I don't think so. If it was promoted in that way, it shouldn't have been. Some stuff will never be clear, or clear enough.
We are not talking about stuff like the ball being over the line or not, we are talking about subjective decisions. I don't know how the VAR panel reach a decision as to whether to ask the ref to review an incident or not, but I think it should be more transparent (and just improved too).
I also thought the Nigeria penalty was soft, but I could see why the ref made the decision he did. I don't think that VAR should be used for stuff like that to be honest. It should be used for the more blatant errors - the ones where there is no doubt that the ref just got it wrong.
I think VAR would be better promoted as a way to correct the worst decisions (offsides, blatant dives, off-the-ball incidents, and so on), rather than something that will get every decision right, which it won't ever be.
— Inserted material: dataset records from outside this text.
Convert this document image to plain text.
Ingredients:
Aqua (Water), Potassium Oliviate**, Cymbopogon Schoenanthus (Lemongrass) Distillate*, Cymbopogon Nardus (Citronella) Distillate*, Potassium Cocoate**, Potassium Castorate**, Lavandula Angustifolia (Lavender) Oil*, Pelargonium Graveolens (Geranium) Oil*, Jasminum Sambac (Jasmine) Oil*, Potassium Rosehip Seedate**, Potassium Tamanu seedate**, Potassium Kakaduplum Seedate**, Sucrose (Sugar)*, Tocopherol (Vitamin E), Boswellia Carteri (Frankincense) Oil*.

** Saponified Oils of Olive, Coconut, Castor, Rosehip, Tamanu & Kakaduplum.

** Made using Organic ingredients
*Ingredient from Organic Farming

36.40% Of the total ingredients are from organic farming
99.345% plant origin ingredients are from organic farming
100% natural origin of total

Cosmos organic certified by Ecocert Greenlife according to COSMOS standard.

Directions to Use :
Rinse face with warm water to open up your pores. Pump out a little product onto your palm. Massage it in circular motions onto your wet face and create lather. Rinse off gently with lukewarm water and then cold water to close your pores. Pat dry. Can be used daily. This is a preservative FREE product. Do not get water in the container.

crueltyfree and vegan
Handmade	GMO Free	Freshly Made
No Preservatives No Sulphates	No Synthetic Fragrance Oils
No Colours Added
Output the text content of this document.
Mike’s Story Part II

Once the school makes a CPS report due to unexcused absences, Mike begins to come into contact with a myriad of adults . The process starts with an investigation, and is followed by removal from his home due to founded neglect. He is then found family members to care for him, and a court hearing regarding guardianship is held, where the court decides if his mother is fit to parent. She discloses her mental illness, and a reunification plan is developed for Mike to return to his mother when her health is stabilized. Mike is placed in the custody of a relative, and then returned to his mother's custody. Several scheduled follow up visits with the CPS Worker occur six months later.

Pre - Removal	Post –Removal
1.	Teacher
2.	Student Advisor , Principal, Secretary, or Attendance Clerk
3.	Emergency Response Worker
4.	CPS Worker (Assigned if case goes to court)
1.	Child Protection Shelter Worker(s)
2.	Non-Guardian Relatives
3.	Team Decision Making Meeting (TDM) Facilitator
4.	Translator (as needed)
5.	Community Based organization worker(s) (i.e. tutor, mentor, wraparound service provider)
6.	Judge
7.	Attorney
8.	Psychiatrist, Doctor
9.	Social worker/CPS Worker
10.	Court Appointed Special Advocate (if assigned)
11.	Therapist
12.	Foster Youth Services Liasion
Last night there was another claim for a penalty after an Argentinean defender mis-headed the ball onto his own arm late in the game. I couldn't believe that the panel asked the ref to review it, and was very pleased to see that he watched it and decided it was not a penalty. Was that a clear an obvious error? I certainly didn't think so, and was shocked to see a panel, who are apparently working off such a criterion, ask the ref to review.
But then again, maybe the ref himself asked to view the footage, and there was no implication that he had made an error.